Matera

Matera, chiamata “Città dei Sassi” è uno dei nuclei abitativi più antichi al mondo. I Sassi di Matera sono abitazioni scavate nella roccia a ridosso della Gravina di Matera, una profonda gola che divide il territorio in due che ha reso di fatto la città invisibile agli occhi dei suoi nemici per millenni, permettendole di passare pressoché indenne attraverso secoli di storia. La scelta di questo sito, sebbene abbia garantito una estrema sicurezza all’abitato, ha comportato ai suoi abitanti enormi difficoltà nell’approvvigionamento delle acque. Sin dall’antichità i suoi abitanti concentrarono le loro energie non tanto sulla costruzione delle case, quanto sullo scavo di cisterne e dei relativi sistemi di canalizzazione delle acque. Vista in quest’ottica Matera risulta essere uno dei più antichi e meglio conservati esempi di bio-architettura al mondo. Il degrado igienico-sociale del XIX secolo protrattosi fino al secondo dopoguerra si concluse solo negli anni cinquanta. Fu grazie anche alla denuncia contenuta nel romanzo “Cristo si è fermato ad Eboli” di Carlo Levi, in cui si narrava espressamente la precaria situazione igienica in cui versavano i Sassi, che il governo italiano con Alcide De Gaspari firmò la prima legge speciale che permise ai materani di uscire dai Sassi per trasferirsi in abitazioni moderne e sane. I Sassi sono stati riconosciuti nel 1993 Patrimonio dell’umanità dall’UNESCO, primo sito dell’Italia meridionale a ricevere tale riconoscimento e nei mesi scorsi Matera è stata nominata Città europea della Cultura per il 2019. Matera è oggi al centro di un recupero culturale e architettonico straordinario che progressivamente la sta valorizzando e le sta restituendo un ruolo di prestigio nel mondo.

Da molti anni Neri collabora con Matera per illuminarla ed abbellirla.
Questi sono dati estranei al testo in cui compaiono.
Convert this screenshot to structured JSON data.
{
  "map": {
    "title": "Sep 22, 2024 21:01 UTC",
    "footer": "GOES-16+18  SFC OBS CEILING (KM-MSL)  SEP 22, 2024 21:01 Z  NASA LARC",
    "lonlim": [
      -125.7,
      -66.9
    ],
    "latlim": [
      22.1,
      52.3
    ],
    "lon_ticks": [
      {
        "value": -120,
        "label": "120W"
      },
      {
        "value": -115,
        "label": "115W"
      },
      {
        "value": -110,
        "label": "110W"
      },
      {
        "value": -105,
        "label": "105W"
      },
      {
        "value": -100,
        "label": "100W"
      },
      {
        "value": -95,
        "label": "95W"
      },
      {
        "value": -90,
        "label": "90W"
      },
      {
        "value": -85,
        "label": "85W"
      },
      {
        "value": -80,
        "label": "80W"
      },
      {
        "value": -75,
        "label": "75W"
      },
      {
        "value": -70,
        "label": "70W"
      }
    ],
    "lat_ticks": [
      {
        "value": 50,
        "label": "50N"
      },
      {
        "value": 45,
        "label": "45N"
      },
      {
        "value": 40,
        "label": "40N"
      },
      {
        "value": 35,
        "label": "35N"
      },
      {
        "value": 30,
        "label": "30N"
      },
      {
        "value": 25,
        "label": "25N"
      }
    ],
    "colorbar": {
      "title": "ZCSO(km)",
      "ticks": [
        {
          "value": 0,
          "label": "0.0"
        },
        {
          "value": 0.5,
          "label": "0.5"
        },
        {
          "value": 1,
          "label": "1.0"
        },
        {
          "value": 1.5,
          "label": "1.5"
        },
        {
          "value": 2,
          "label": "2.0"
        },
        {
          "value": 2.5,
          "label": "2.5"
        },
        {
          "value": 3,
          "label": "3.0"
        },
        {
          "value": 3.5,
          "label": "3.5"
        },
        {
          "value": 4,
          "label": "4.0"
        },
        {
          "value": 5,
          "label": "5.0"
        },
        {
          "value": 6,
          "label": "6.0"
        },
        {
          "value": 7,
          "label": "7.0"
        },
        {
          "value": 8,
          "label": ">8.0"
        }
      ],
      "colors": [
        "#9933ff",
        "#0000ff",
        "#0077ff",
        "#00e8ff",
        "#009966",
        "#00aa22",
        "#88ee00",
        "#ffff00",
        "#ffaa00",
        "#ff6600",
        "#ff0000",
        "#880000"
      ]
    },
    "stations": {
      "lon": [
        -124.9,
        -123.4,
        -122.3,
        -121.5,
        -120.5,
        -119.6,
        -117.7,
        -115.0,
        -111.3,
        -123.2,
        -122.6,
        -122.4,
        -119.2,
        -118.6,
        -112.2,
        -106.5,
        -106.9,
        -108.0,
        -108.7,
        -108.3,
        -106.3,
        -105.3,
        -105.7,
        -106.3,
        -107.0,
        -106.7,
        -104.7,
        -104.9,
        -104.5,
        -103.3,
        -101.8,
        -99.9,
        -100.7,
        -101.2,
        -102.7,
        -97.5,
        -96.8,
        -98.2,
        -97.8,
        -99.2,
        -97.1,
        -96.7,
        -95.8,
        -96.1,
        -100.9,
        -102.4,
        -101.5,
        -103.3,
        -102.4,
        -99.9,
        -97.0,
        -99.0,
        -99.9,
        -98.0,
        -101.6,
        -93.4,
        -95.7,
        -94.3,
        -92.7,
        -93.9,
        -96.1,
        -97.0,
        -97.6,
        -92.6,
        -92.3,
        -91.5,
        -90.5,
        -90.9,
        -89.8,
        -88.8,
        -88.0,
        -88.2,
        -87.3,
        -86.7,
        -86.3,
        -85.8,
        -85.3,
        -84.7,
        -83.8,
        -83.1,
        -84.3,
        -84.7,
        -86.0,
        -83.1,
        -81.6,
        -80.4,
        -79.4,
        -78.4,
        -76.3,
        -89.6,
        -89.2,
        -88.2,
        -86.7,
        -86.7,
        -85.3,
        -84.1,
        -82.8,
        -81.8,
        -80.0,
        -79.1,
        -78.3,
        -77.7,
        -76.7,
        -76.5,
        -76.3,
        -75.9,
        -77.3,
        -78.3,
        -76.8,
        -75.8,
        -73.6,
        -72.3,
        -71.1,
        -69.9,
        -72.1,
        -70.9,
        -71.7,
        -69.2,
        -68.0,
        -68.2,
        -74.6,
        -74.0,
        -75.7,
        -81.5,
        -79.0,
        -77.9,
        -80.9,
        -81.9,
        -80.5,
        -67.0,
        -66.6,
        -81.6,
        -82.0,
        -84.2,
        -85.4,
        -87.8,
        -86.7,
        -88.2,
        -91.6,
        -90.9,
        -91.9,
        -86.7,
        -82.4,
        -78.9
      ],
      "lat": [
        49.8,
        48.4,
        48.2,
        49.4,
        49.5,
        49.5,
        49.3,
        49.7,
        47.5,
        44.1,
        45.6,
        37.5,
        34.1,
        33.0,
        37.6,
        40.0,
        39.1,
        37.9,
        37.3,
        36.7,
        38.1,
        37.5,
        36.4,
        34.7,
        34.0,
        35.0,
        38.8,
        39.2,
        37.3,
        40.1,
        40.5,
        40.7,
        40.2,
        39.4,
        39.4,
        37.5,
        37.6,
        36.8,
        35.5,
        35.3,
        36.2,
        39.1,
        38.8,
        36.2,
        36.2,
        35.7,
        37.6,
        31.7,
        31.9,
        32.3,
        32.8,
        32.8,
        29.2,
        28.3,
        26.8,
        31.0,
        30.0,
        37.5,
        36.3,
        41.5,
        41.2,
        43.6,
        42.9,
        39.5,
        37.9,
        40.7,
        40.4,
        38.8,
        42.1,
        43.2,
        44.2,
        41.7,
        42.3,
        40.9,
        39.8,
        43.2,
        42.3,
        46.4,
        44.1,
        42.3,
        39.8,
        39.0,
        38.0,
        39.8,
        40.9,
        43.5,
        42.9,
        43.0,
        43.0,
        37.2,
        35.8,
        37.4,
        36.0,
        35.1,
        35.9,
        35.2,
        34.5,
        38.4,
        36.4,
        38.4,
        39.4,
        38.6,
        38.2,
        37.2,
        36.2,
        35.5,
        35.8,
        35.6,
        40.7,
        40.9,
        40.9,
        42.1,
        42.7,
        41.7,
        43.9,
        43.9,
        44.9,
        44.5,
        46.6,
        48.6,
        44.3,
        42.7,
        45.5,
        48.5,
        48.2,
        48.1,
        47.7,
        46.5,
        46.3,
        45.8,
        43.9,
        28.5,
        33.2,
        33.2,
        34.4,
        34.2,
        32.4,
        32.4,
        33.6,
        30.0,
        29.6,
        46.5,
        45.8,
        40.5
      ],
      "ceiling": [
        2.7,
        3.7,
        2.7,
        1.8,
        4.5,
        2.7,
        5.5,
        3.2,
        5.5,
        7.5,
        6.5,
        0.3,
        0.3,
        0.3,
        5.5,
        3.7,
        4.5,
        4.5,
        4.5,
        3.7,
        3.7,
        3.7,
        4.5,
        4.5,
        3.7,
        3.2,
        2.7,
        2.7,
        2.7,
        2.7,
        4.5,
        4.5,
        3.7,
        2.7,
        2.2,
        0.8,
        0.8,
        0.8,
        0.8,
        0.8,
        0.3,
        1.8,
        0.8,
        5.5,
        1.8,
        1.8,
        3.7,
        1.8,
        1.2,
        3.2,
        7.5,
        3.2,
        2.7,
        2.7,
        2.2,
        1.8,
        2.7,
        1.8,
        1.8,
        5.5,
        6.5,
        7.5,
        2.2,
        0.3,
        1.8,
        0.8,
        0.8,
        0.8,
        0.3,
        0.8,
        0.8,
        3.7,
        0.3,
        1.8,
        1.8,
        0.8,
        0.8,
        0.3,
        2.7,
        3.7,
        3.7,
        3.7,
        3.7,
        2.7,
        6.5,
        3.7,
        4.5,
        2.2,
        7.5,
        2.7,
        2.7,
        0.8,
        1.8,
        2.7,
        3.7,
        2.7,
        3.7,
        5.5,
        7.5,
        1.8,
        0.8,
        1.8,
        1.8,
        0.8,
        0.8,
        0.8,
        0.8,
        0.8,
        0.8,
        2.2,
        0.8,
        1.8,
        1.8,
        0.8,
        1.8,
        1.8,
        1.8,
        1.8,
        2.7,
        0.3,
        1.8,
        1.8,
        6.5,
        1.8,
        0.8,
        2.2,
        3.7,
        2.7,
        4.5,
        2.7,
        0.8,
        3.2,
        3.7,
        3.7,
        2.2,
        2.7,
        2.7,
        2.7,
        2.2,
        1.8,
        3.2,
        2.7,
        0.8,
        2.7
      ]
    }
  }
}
Per le diverse zone della città sono stati individuati sistemi di illuminazione specifici, per meglio integrarsi nei differenti contesti architettonici e valorizzarne con la luce le linee e le atmosfere. In via Domenico Ridola di fronte all’omonimo Museo Archeologico è stato scelto il sistema Maia con Light 32. Piazza San Francesco è illuminata con il sistema Kuma con Light 801. Di fronte a Palazzo Lanfranchi si trova il sistema Heka con Light 22. In Piazza Vittorio Veneto, l’intervento più storico di Neri, è stato preferito il sistema Kuma con Light 800. Il nuovo quartiere dove ha sede il Municipio di Matera è illuminato con il moderno sistema Mizar con Light 22. I Sassi, il grande monumento a cielo aperto di Matera, sono stati illuminati con un corpo illuminante simile al vecchio “piattello Enel”: Light 100, montata sia su mensola che su palo. Per le vie veicolari del centro in cui dominano varie tipologie di lampioni con sfere, Neri ha proposto il nuovissimo Nova in versione laterale a LED. Una luce diversa, un cambiamento radicale rispetto all’illuminazione precedente.

Le fioriere in ghisa di Neri della serie Salix, arredano vari punti del centro storico e si integrano con il design dei pali d’illuminazione. Anche i chioschi informazione di via Emanuele Duni costituiscono una scelta di continuità nell’arredo con l’obiettivo di una armonia estetica generale.